I was part of the screaming, clapping throng of family and friends in the hangar at Quonset Point Naval Air Station when my cousin Nelson came home four years ago from his second tour in Iraq. A National Guardsman since he was 18, Nel was 54 years old at the end of that tour. I still get a lump in my throat and tears in my eyes when I think of that day.

I know about the Thank a Soldier Gratitude Campaign. So why did I hesitate to show my sign of gratitude to the man in uniform I saw getting his groceries in the market yesterday? I thought about it. I was uncomfortable. I thought he might not be aware of the gesture. Pretty lame excuses.

Please take a moment and watch this video.

Next time I'll get it right. I promise.

Wednesday, September 7, 2011

Good Night and Goodbye Irene

Hurricane Irene was downgraded to a tropical storm by the time it hit us last week. Even so with high winds and rain, more than half the population of the state lost power, some for more than a week.

We were without power for three days. The 25# of ice in blocks I froze in preparation wasn't enough to keep our refrigerator cold long enough to avoid losing most of what was in it. It was no great loss.

The deck looked like a whole tree had been shredded. We had two trees come down in the yard and a fence was blown down. We were lucky. The picture above is a tree in one neighbor's yard that fell and landed on another neighbor's house.

There is no public water in our area so we have a private well. The water is pumped from the well into the house. No power, no pump, no water. And no flushing toilets. You can flush by pouring a bucket of water into the tank but you have to have that water available, too.

We were fairly well prepared. Paul had filled a container with a few gallons of drinkable water, and I had bought three gallons of bottled water. We filled up two other containers which probably held a total of ten gallons to flush toilets with and wash with.

It is amazing how little water we used. We did the usual washing and brushing of teeth. Paul heated water to take a half cold bath/shower a couple times. I went to my mother's once for a hot shower. She had running, hot water.

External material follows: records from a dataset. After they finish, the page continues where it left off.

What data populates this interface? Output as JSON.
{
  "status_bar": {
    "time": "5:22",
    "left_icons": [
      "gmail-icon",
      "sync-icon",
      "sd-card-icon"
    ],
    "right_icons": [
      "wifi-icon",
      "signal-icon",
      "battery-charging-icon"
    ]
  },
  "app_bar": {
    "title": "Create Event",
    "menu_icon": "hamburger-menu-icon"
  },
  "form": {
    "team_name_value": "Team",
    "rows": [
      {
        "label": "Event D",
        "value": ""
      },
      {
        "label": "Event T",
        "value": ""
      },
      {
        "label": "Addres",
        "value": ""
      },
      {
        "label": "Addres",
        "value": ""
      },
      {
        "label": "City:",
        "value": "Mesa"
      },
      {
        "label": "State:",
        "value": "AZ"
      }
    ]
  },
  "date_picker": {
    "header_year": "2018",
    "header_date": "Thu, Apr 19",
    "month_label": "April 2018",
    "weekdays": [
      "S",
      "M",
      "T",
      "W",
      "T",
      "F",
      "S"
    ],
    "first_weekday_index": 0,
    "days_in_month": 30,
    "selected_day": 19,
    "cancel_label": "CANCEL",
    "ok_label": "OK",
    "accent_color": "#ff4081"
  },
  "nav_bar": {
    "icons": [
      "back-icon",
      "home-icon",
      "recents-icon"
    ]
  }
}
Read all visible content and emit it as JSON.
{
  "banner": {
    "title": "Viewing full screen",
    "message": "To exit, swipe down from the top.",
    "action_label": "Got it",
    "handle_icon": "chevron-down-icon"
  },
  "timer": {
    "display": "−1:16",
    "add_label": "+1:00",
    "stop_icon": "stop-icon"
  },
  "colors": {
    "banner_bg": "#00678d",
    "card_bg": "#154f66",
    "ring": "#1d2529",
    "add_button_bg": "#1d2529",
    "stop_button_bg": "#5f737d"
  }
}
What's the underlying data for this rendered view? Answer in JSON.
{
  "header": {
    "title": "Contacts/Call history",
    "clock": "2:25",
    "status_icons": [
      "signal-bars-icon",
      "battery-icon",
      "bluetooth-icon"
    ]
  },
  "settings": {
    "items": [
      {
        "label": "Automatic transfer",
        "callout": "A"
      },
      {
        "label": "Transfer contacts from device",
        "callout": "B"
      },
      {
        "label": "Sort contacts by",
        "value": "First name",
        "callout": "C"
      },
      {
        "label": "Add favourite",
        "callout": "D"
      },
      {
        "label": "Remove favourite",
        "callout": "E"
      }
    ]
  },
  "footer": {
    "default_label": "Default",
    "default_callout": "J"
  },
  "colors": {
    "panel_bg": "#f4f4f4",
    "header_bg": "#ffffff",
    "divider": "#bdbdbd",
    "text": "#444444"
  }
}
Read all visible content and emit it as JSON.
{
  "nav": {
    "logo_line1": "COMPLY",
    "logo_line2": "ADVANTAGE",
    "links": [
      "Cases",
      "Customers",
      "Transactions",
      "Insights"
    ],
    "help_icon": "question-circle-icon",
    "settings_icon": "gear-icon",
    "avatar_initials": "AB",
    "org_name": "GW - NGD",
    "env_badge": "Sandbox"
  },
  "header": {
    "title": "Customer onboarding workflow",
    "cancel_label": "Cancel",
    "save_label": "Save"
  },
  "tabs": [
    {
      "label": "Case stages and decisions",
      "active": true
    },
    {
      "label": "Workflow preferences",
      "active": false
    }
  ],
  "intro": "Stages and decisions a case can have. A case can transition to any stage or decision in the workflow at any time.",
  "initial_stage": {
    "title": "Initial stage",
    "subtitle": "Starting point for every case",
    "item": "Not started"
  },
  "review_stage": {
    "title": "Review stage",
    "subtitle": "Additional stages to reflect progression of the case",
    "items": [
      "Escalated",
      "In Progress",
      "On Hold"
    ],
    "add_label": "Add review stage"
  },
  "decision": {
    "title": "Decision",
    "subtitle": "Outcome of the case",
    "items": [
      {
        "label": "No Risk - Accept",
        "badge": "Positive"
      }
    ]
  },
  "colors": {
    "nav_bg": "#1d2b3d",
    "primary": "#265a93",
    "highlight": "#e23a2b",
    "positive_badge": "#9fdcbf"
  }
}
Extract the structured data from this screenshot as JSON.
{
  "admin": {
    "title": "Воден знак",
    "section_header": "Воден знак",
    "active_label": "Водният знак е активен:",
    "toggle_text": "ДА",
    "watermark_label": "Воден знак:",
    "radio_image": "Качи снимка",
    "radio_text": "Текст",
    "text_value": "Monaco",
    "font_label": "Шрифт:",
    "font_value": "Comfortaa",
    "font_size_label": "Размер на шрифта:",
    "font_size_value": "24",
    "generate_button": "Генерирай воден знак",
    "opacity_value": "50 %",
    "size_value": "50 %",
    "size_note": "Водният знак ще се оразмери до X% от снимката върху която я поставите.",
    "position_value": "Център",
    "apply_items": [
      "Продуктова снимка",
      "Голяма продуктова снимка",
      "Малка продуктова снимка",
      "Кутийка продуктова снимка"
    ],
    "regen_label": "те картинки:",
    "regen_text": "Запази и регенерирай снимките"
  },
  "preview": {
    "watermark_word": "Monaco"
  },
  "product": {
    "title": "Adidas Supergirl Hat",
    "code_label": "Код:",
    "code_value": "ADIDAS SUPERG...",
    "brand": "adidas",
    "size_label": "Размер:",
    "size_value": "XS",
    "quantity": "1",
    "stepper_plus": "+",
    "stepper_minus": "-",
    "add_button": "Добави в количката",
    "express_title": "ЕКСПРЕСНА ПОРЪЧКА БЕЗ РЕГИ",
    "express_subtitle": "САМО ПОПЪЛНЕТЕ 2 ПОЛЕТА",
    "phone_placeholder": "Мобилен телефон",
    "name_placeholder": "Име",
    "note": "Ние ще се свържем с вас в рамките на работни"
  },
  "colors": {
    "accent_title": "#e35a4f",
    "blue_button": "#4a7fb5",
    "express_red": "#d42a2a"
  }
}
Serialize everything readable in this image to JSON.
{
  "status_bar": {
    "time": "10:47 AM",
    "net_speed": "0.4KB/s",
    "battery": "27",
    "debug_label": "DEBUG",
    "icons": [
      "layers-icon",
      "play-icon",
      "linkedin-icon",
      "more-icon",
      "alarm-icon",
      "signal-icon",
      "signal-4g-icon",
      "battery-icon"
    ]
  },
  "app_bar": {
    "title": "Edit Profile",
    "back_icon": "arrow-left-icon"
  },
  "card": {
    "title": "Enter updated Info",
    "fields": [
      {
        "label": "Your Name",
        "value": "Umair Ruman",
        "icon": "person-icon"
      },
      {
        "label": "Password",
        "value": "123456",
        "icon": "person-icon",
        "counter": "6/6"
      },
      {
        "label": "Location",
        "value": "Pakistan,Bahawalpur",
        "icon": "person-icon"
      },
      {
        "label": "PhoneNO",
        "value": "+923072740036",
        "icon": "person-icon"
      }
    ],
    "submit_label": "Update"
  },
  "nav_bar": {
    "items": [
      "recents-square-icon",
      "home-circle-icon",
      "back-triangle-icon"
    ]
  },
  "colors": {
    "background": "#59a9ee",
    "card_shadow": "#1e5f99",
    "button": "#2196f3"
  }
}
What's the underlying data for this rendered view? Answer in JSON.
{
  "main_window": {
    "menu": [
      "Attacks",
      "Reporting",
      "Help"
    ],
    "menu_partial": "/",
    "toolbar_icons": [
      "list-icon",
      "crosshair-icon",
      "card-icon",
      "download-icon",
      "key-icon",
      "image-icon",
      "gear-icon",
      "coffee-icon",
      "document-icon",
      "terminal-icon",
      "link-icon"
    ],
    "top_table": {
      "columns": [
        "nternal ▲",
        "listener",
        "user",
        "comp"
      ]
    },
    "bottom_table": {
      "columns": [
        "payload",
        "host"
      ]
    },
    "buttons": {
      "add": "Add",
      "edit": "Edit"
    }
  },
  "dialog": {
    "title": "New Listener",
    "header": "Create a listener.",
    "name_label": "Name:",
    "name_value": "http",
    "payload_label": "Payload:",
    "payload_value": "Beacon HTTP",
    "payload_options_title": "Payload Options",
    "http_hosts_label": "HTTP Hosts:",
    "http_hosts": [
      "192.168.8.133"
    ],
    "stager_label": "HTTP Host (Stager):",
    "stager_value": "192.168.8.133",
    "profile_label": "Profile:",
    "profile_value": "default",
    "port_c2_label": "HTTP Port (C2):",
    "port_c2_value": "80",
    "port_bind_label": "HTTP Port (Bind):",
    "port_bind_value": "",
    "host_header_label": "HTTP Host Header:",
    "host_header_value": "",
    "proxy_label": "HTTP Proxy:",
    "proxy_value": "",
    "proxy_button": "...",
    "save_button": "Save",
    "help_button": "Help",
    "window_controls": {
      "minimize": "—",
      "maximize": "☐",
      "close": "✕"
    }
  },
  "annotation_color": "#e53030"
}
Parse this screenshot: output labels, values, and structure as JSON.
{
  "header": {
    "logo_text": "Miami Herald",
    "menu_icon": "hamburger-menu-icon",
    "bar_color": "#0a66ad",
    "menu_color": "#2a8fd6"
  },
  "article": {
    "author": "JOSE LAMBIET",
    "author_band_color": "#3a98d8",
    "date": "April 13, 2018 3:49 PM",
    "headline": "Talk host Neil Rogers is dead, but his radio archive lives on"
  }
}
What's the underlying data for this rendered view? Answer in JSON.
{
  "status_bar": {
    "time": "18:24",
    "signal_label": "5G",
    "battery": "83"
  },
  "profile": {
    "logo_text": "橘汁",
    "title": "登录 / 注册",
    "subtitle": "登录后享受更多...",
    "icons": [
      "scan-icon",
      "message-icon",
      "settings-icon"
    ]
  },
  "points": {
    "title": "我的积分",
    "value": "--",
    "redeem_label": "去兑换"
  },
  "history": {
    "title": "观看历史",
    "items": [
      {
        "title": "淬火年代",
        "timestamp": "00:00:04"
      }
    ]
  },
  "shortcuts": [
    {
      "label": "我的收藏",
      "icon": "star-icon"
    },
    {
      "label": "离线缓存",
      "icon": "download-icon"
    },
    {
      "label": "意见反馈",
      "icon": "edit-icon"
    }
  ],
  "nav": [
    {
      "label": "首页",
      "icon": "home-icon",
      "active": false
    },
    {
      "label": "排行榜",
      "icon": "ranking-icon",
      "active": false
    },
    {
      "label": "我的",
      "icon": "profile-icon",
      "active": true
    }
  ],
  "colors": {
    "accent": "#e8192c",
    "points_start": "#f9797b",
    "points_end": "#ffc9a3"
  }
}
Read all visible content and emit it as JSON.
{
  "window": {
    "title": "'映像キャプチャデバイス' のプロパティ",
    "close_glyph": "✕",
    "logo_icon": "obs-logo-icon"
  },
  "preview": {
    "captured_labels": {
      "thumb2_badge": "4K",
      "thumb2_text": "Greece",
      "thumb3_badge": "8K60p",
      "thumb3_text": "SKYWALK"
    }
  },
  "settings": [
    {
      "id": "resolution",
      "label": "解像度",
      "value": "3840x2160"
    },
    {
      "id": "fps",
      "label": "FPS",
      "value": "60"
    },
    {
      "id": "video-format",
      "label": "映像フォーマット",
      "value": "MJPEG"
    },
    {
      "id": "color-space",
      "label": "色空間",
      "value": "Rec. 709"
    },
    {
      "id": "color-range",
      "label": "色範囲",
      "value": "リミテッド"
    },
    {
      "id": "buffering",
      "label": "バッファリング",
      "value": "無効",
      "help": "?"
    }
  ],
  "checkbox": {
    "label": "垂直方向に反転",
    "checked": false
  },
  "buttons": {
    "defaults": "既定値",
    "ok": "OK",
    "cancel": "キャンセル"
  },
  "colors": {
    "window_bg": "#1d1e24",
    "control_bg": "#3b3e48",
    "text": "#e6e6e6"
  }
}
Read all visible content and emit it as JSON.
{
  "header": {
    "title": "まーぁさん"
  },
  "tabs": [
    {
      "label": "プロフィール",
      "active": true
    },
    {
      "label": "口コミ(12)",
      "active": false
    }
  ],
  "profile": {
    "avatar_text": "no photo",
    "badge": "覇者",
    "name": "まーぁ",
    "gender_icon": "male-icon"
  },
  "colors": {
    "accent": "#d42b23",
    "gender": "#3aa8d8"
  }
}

We managed to cook a few meals. First on the camp stove in the garage while the storm was going and then on the gas grill later. I used regular dishes and heated water to wash them.

When the lights came on after three days we had only used part of the utility water and were no where near using all the potable water. We were stunned by how little water we had used.

Even though we think we are fairly conservative and try not to waste water, it was amazing how little we managed to exist on. I guess we should try a little harder.